In its pursuit of this goal, the plan takes what IEEP UK has previously termed a ‘broad’ regulatory view, and is built around three pillars: identifying and understanding the sources of PFAS; tackling the spread of PFAS in society and the environment, which entails taking action to manage the risks of PFAS across their full life cycle; and reducing and managing the ongoing exposure for the PFAS that are already in the environment.
The publication of a plan which takes this ‘broad’ approach to the long-term challenge posed by PFAS and encourages a coordinated approach across government, regulators, academia and industry, is a welcome development. Other positive elements of the plan include its recognition that the transboundary nature of PFAS pollution necessitates monitoring across air, land and water and the related focus on gathering evidence on PFAS sources, pathways and exposure, as well as the commitment to launch a consultation on setting a statutory limit for PFAS in England’s public water supply regulations. This could bring England and Wales into closer alignment with the EU’s recast Drinking Water Directive, which introduced limit values for PFAS concentration.
However, given the scale of the environmental and economic issues that PFAS contamination and cleanup represents, the plan lacks important short-term measures and defers many of the hardest regulatory choices to the future. For example, the document is not explicit on plans for alignment between UK and EU REACH, with the latter having implemented further bans and restrictions on specific PFAS since Brexit that have not been matched by the UK. This lack of clarity in the plan comes despite an announcement during Defra’s oral evidence to the EAC PFAS inquiry on 4 February that UK REACH will be amended to facilitate alignment with the EU.
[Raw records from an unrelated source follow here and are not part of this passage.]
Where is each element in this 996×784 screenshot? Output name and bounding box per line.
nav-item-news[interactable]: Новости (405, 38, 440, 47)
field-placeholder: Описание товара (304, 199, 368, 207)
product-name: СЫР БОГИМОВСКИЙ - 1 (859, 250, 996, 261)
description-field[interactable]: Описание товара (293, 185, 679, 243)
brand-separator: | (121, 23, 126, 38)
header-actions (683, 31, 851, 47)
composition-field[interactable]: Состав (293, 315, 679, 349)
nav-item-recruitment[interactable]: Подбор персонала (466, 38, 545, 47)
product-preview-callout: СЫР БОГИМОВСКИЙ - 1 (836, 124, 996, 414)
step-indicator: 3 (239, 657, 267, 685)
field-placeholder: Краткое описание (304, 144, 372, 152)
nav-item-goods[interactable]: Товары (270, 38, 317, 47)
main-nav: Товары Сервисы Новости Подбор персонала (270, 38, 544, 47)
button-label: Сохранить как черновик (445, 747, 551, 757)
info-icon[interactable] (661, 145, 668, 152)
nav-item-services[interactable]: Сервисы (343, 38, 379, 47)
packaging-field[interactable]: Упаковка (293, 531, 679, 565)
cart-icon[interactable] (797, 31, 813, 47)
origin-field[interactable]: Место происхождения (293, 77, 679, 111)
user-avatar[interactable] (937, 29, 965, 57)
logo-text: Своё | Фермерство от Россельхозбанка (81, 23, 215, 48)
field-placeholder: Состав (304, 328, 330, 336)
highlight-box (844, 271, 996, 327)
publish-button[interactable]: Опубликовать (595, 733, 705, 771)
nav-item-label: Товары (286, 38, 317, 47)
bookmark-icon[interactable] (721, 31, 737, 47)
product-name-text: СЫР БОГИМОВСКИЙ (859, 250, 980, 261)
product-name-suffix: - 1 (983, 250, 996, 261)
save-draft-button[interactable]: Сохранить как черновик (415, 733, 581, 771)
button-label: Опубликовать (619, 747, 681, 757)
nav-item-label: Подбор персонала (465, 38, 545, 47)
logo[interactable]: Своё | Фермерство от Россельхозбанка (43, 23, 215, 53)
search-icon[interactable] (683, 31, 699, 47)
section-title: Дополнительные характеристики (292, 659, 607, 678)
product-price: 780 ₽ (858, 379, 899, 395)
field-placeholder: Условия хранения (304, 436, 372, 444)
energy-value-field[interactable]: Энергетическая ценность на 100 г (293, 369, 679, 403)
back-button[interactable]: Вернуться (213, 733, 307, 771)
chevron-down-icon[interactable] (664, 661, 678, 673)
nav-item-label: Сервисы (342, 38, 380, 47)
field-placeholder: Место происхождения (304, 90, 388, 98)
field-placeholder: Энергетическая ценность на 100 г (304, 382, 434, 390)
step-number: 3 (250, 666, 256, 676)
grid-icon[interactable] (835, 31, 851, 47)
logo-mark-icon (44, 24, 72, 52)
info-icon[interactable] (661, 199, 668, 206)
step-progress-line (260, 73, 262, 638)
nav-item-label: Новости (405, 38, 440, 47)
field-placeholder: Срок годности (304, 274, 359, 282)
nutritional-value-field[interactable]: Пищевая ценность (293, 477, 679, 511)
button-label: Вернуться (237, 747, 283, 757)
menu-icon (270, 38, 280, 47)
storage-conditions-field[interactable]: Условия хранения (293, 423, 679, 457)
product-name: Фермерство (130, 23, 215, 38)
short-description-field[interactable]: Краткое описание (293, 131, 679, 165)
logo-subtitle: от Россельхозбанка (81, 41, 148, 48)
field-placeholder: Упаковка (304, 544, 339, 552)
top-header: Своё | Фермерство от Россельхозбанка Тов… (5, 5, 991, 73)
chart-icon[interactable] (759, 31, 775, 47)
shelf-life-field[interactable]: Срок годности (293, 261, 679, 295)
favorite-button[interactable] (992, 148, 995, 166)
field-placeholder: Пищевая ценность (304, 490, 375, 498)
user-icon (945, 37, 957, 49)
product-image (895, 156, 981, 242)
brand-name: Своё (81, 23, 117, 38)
The policy approach set out in the plan contrasts to that being taken in the EU, which is working towards a blanket ban on PFAS. Currently, the European Chemicals Agency (ECHA) is conducting the scientific evaluation of this proposed EU-wide restriction, which should be concluded in 2026. In the meantime, some Member States have already developed policies to proceed at a national level with partial restrictions of these chemicals ahead of EU-wide action. This is the case, for example, in France, which has pushed forward with bans on PFAS in cosmetics and clothing.